Die Hebel sind perfekt eingestellt, die Züge sauber verlegt und die Lieblingsgriffe montiert - das perfekte Cockpit, oder? Fast! Wer die Wahl des richtigen Lenkers vernachlässigt, lässt viel Fahrspaß liegen. Was ist mitunter das Beste an einem „New Bike Day”? Die edlen Parts perfekt auf sich einzustellen! Erst wenn sich alles satt anfühlt, ist das Rad wirklich unseres. Und vieles spüren wir in unseren Händen.
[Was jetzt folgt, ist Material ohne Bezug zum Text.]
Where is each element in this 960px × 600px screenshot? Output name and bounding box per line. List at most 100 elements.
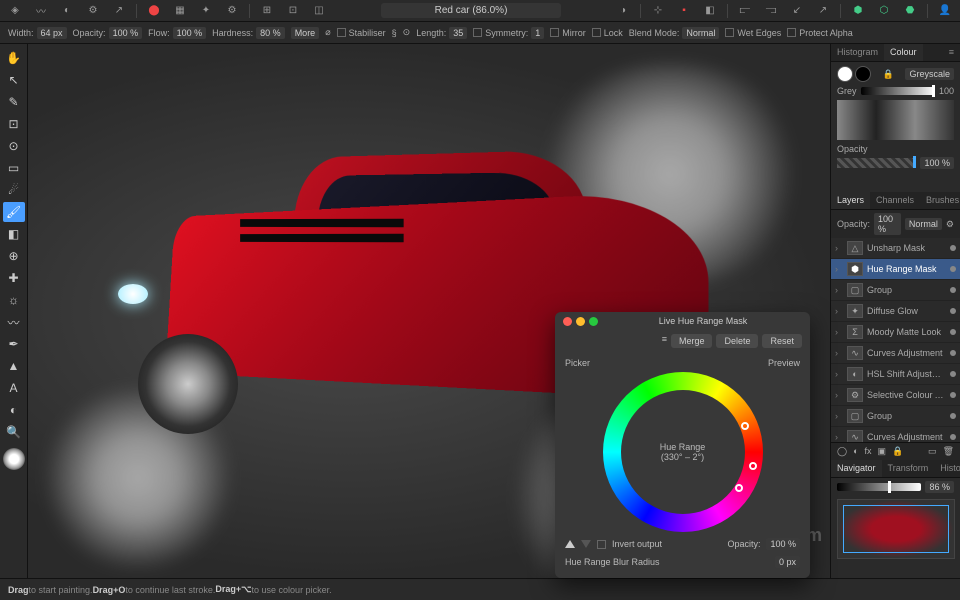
opacity-value[interactable]: 100 %: [920, 157, 954, 169]
settings-icon[interactable]: ⚙: [223, 2, 241, 20]
record-icon[interactable]: ⬤: [145, 2, 163, 20]
paint-brush-tool-icon[interactable]: 🖌: [3, 202, 25, 222]
move-back-icon[interactable]: ↙: [788, 2, 806, 20]
marquee-tool-icon[interactable]: ▭: [3, 158, 25, 178]
group-icon[interactable]: ▭: [928, 446, 937, 457]
width-value[interactable]: 64 px: [37, 27, 67, 39]
layer-opacity-value[interactable]: 100 %: [874, 213, 901, 235]
hand-tool-icon[interactable]: ✋: [3, 48, 25, 68]
length-value[interactable]: 35: [449, 27, 467, 39]
app-logo-icon[interactable]: ◈: [6, 2, 24, 20]
blend-value[interactable]: Normal: [682, 27, 719, 39]
visibility-toggle[interactable]: [950, 350, 956, 356]
wet-edges-checkbox[interactable]: [725, 28, 734, 37]
fx-icon[interactable]: fx: [865, 446, 872, 457]
invert-selection-icon[interactable]: ◫: [310, 2, 328, 20]
inpaint-tool-icon[interactable]: ✚: [3, 268, 25, 288]
arrange-v-icon[interactable]: ⫎: [762, 2, 780, 20]
smudge-tool-icon[interactable]: 〰: [3, 312, 25, 332]
hue-range-dialog[interactable]: Live Hue Range Mask ≡ Merge Delete Reset…: [555, 312, 810, 578]
dialog-menu-icon[interactable]: ≡: [662, 334, 667, 348]
color-picker-tool-icon[interactable]: ✎: [3, 92, 25, 112]
visibility-toggle[interactable]: [950, 371, 956, 377]
symmetry-value[interactable]: 1: [531, 27, 544, 39]
chevron-right-icon[interactable]: ›: [835, 285, 843, 295]
gear-icon[interactable]: ⚙: [946, 219, 954, 230]
toggle-ui-icon[interactable]: ◧: [701, 2, 719, 20]
close-icon[interactable]: [563, 317, 572, 326]
window-mode-icon[interactable]: ⊙: [403, 27, 411, 38]
protect-alpha-checkbox[interactable]: [787, 28, 796, 37]
maximize-icon[interactable]: [589, 317, 598, 326]
layer-row[interactable]: › ▢ Group: [831, 406, 960, 427]
picker-label[interactable]: Picker: [565, 358, 590, 368]
mirror-checkbox[interactable]: [550, 28, 559, 37]
visibility-toggle[interactable]: [950, 413, 956, 419]
move-front-icon[interactable]: ↗: [814, 2, 832, 20]
deselect-icon[interactable]: ⊡: [284, 2, 302, 20]
tab-history[interactable]: History: [934, 460, 960, 477]
panel-menu-icon[interactable]: ≡: [943, 44, 960, 61]
layer-row[interactable]: › ◐ HSL Shift Adjustment: [831, 364, 960, 385]
layer-row[interactable]: › △ Unsharp Mask: [831, 238, 960, 259]
clone-tool-icon[interactable]: ⊕: [3, 246, 25, 266]
persona-export-icon[interactable]: ↗: [110, 2, 128, 20]
zoom-tool-icon[interactable]: 🔍: [3, 422, 25, 442]
reset-button[interactable]: Reset: [762, 334, 802, 348]
dodge-tool-icon[interactable]: ☼: [3, 290, 25, 310]
visibility-toggle[interactable]: [950, 434, 956, 440]
delete-layer-icon[interactable]: 🗑: [943, 446, 954, 457]
preview-label[interactable]: Preview: [768, 358, 800, 368]
layer-row[interactable]: › ▢ Group: [831, 280, 960, 301]
secondary-colour-swatch[interactable]: [855, 66, 871, 82]
layer-row[interactable]: › ⚙ Selective Colour Adjustment: [831, 385, 960, 406]
tab-transform[interactable]: Transform: [882, 460, 935, 477]
chevron-right-icon[interactable]: ›: [835, 411, 843, 421]
resource-icon[interactable]: ⬣: [901, 2, 919, 20]
grey-slider[interactable]: [861, 87, 935, 95]
layer-row[interactable]: › ⬢ Hue Range Mask: [831, 259, 960, 280]
chevron-right-icon[interactable]: ›: [835, 243, 843, 253]
lock-layer-icon[interactable]: 🔒: [892, 446, 903, 457]
visibility-toggle[interactable]: [950, 266, 956, 272]
grey-value[interactable]: 100: [939, 86, 954, 96]
chevron-right-icon[interactable]: ›: [835, 432, 843, 442]
merge-button[interactable]: Merge: [671, 334, 713, 348]
opacity-value[interactable]: 100 %: [109, 27, 143, 39]
output-opacity-value[interactable]: 100 %: [766, 538, 800, 550]
select-all-icon[interactable]: ⊞: [258, 2, 276, 20]
persona-develop-icon[interactable]: ◐: [58, 2, 76, 20]
adjustment-icon[interactable]: ◐: [853, 446, 858, 457]
chevron-right-icon[interactable]: ›: [835, 327, 843, 337]
gradient-tool-icon[interactable]: ◐: [3, 400, 25, 420]
colour-preview[interactable]: [837, 100, 954, 140]
selection-brush-tool-icon[interactable]: ⊙: [3, 136, 25, 156]
brush-settings-icon[interactable]: ⌀: [325, 27, 330, 38]
visibility-toggle[interactable]: [950, 308, 956, 314]
opacity-slider[interactable]: [837, 158, 916, 168]
tab-layers[interactable]: Layers: [831, 192, 870, 209]
chevron-right-icon[interactable]: ›: [835, 390, 843, 400]
chevron-right-icon[interactable]: ›: [835, 348, 843, 358]
colour-mode-select[interactable]: Greyscale: [905, 68, 954, 80]
hardness-value[interactable]: 80 %: [256, 27, 285, 39]
tab-navigator[interactable]: Navigator: [831, 460, 882, 477]
hue-wheel[interactable]: Hue Range (330° – 2°): [603, 372, 763, 532]
chevron-right-icon[interactable]: ›: [835, 306, 843, 316]
layer-row[interactable]: › ✦ Diffuse Glow: [831, 301, 960, 322]
mask-icon[interactable]: ◯: [837, 446, 847, 457]
delete-button[interactable]: Delete: [716, 334, 758, 348]
macro-icon[interactable]: ▦: [171, 2, 189, 20]
crop-tool-icon[interactable]: ⊡: [3, 114, 25, 134]
minimize-icon[interactable]: [576, 317, 585, 326]
add-layer-icon[interactable]: ⬢: [849, 2, 867, 20]
pen-tool-icon[interactable]: ✒: [3, 334, 25, 354]
tab-channels[interactable]: Channels: [870, 192, 920, 209]
assistant-icon[interactable]: ✦: [197, 2, 215, 20]
account-icon[interactable]: 👤: [936, 2, 954, 20]
move-tool-icon[interactable]: ↖: [3, 70, 25, 90]
lock-checkbox[interactable]: [592, 28, 601, 37]
tab-brushes[interactable]: Brushes: [920, 192, 960, 209]
stabiliser-checkbox[interactable]: [337, 28, 346, 37]
layer-blend-select[interactable]: Normal: [905, 218, 942, 230]
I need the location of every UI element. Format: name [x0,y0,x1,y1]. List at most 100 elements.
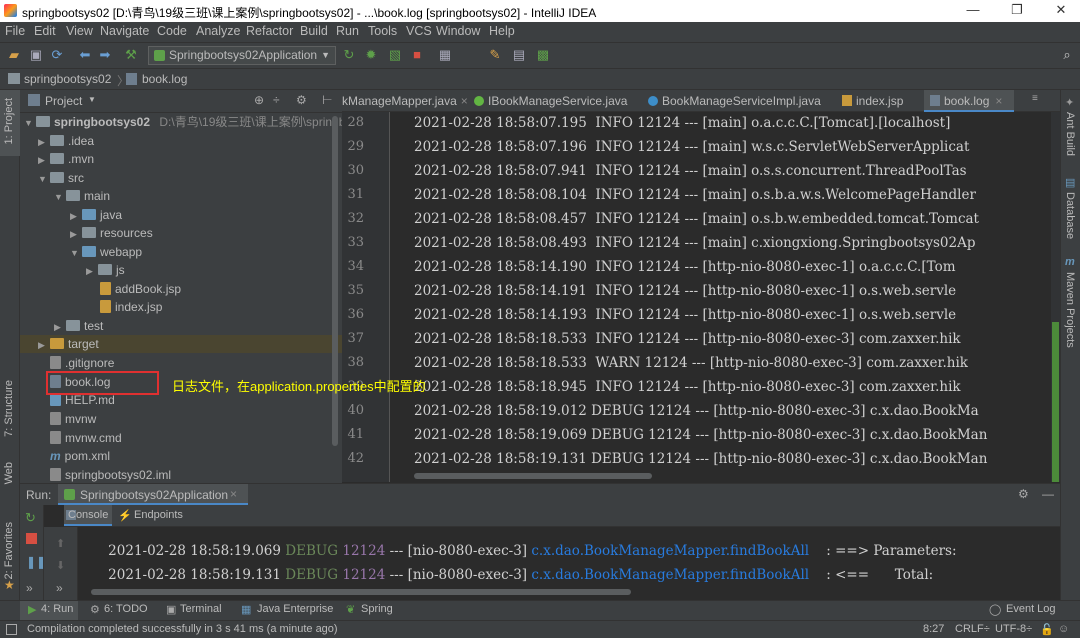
editor-content[interactable]: 2021-02-28 18:58:07.195 INFO 12124 --- [… [391,112,1051,482]
tree-node-java[interactable]: ▶ java [70,206,122,224]
run-config-tab[interactable]: Springbootsys02Application × [58,484,248,505]
event-log-button[interactable]: Event Log [1006,603,1056,615]
project-stripe-button[interactable]: 1: Project [0,90,20,156]
close-icon[interactable]: × [995,94,1002,108]
file-encoding[interactable]: UTF-8÷ [995,623,1032,635]
sync-icon[interactable]: ⟳ [50,48,64,62]
stop-icon[interactable]: ■ [410,48,424,62]
rerun-icon[interactable]: ↻ [25,510,36,526]
todo-tool-button[interactable]: 6: TODO [104,603,148,615]
close-icon[interactable]: × [461,94,468,108]
search-everywhere-icon[interactable]: ⌕ [1060,48,1074,62]
terminal-tool-button[interactable]: Terminal [180,603,222,615]
save-icon[interactable]: ▣ [29,48,43,62]
menu-refactor[interactable]: Refactor [246,24,293,38]
tab-endpoints[interactable]: ⚡ Endpoints [118,505,190,526]
debug-icon[interactable]: ✹ [364,48,378,62]
tree-node-test[interactable]: ▶ test [54,317,103,335]
tree-node-mvnw[interactable]: mvnw [50,410,96,428]
tab-index-jsp[interactable]: index.jsp [842,90,916,112]
hide-panel-icon[interactable]: ⊢ [322,93,332,107]
console-output[interactable]: 2021-02-28 18:58:19.069 DEBUG 12124 --- … [78,527,1060,600]
menu-navigate[interactable]: Navigate [100,24,149,38]
collapse-all-icon[interactable]: ÷ [273,93,280,107]
tab-book-log[interactable]: book.log × [924,90,1014,112]
tree-node-mvnw-cmd[interactable]: mvnw.cmd [50,429,122,447]
structure-icon[interactable]: ▤ [512,48,526,62]
ant-build-stripe-button[interactable]: Ant Build [1064,112,1076,156]
tree-node-resources[interactable]: ▶ resources [70,224,153,242]
menu-run[interactable]: Run [336,24,359,38]
menu-tools[interactable]: Tools [368,24,397,38]
project-scrollbar[interactable] [332,116,338,446]
tree-node-js[interactable]: ▶ js [86,261,125,279]
tree-node-idea[interactable]: ▶ .idea [38,132,94,150]
stop-icon[interactable] [26,533,37,544]
menu-view[interactable]: View [66,24,93,38]
run-tool-button[interactable]: ▶ 4: Run [20,601,78,621]
tree-node-gitignore[interactable]: .gitignore [50,354,114,372]
horizontal-scrollbar[interactable] [414,473,652,479]
rerun-icon[interactable]: ↻ [342,48,356,62]
console-horizontal-scrollbar[interactable] [91,589,631,595]
status-message[interactable]: Compilation completed successfully in 3 … [27,623,338,635]
database-stripe-button[interactable]: Database [1064,192,1076,239]
build-hammer-icon[interactable]: ⚒ [124,48,138,62]
tree-node-main[interactable]: ▼ main [54,187,110,205]
tab-ibookmanageservice[interactable]: IBookManageService.java [474,90,636,112]
favorites-stripe-button[interactable]: 2: Favorites [3,522,15,579]
menu-window[interactable]: Window [436,24,480,38]
tree-node-addbook-jsp[interactable]: addBook.jsp [100,280,181,298]
tree-node-mvn[interactable]: ▶ .mvn [38,150,94,168]
breadcrumb-file[interactable]: book.log [142,72,187,86]
back-icon[interactable]: ⬅ [78,48,92,62]
lock-icon[interactable]: 🔓 [1040,623,1054,636]
menu-code[interactable]: Code [157,24,187,38]
tab-bookmanageserviceimpl[interactable]: BookManageServiceImpl.java [648,90,828,112]
more-icon[interactable]: » [56,581,63,595]
run-config-select[interactable]: Springbootsys02Application ▼ [148,46,336,65]
tree-node-webapp[interactable]: ▼ webapp [70,243,142,261]
java-enterprise-tool-button[interactable]: Java Enterprise [257,603,333,615]
maven-projects-stripe-button[interactable]: Maven Projects [1064,272,1076,348]
more-icon[interactable]: » [26,581,33,595]
settings-wrench-icon[interactable]: ✎ [488,48,502,62]
web-stripe-button[interactable]: Web [3,462,15,484]
open-icon[interactable]: ▰ [7,48,21,62]
caret-position[interactable]: 8:27 [923,623,944,635]
close-button[interactable]: ✕ [1046,2,1076,20]
status-toggle-icon[interactable] [6,624,17,635]
structure-stripe-button[interactable]: 7: Structure [3,380,15,437]
chevron-down-icon[interactable]: ▼ [88,95,96,104]
menu-edit[interactable]: Edit [34,24,56,38]
tree-node-src[interactable]: ▼ src [38,169,84,187]
tree-node-iml[interactable]: springbootsys02.iml [50,466,171,483]
tab-list-icon[interactable]: ≡ [1032,93,1038,104]
menu-file[interactable]: File [5,24,25,38]
hide-panel-icon[interactable]: — [1042,487,1054,501]
down-arrow-icon[interactable]: ⬇ [56,559,65,572]
inspector-icon[interactable]: ☺ [1058,623,1069,635]
gear-icon[interactable]: ⚙ [296,93,307,107]
tab-bookmanagemapper[interactable]: kManageMapper.java × [342,90,468,112]
tree-node-project-root[interactable]: ▼ springbootsys02 D:\青鸟\19级三班\课上案例\spring… [24,113,362,131]
project-structure-icon[interactable]: ▦ [438,48,452,62]
up-arrow-icon[interactable]: ⬆ [56,537,65,550]
menu-build[interactable]: Build [300,24,328,38]
tab-console[interactable]: Console [64,505,112,526]
coverage-icon[interactable]: ▧ [388,48,402,62]
menu-help[interactable]: Help [489,24,515,38]
menu-analyze[interactable]: Analyze [196,24,240,38]
project-view-title[interactable]: Project [45,94,82,108]
tree-node-pom-xml[interactable]: m pom.xml [50,447,110,465]
forward-icon[interactable]: ➡ [98,48,112,62]
tree-node-target[interactable]: ▶ target [20,335,342,353]
breadcrumb-project[interactable]: springbootsys02 [24,72,111,86]
sdk-icon[interactable]: ▩ [536,48,550,62]
close-icon[interactable]: × [230,487,237,501]
gear-icon[interactable]: ⚙ [1018,487,1029,501]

Am Bremshebel optimieren wir den Abstand zum Griff, die Position am Lenker und den Druckpunkt ganz nach Gusto. Schon der Trockentest zeigt, was sich gut anfühlt und was gar nicht geht. Auch bei den Griffen erkennt man sofort, welche gut in der Hand liegen. Ist das Cockpit damit schon perfekt? Nicht ganz. Was ist eigentlich mit dem Lenker, dieser offensichtlich notwendigen, aber doch irgendwie leidenschaftslosen Verbindung zwischen Griffen, Vorbau und den Hebelchen dazwischen? Hier tunen? Oh ja! Und zwar längst nicht nur für ein paar Gramm Gewichtsersparnis.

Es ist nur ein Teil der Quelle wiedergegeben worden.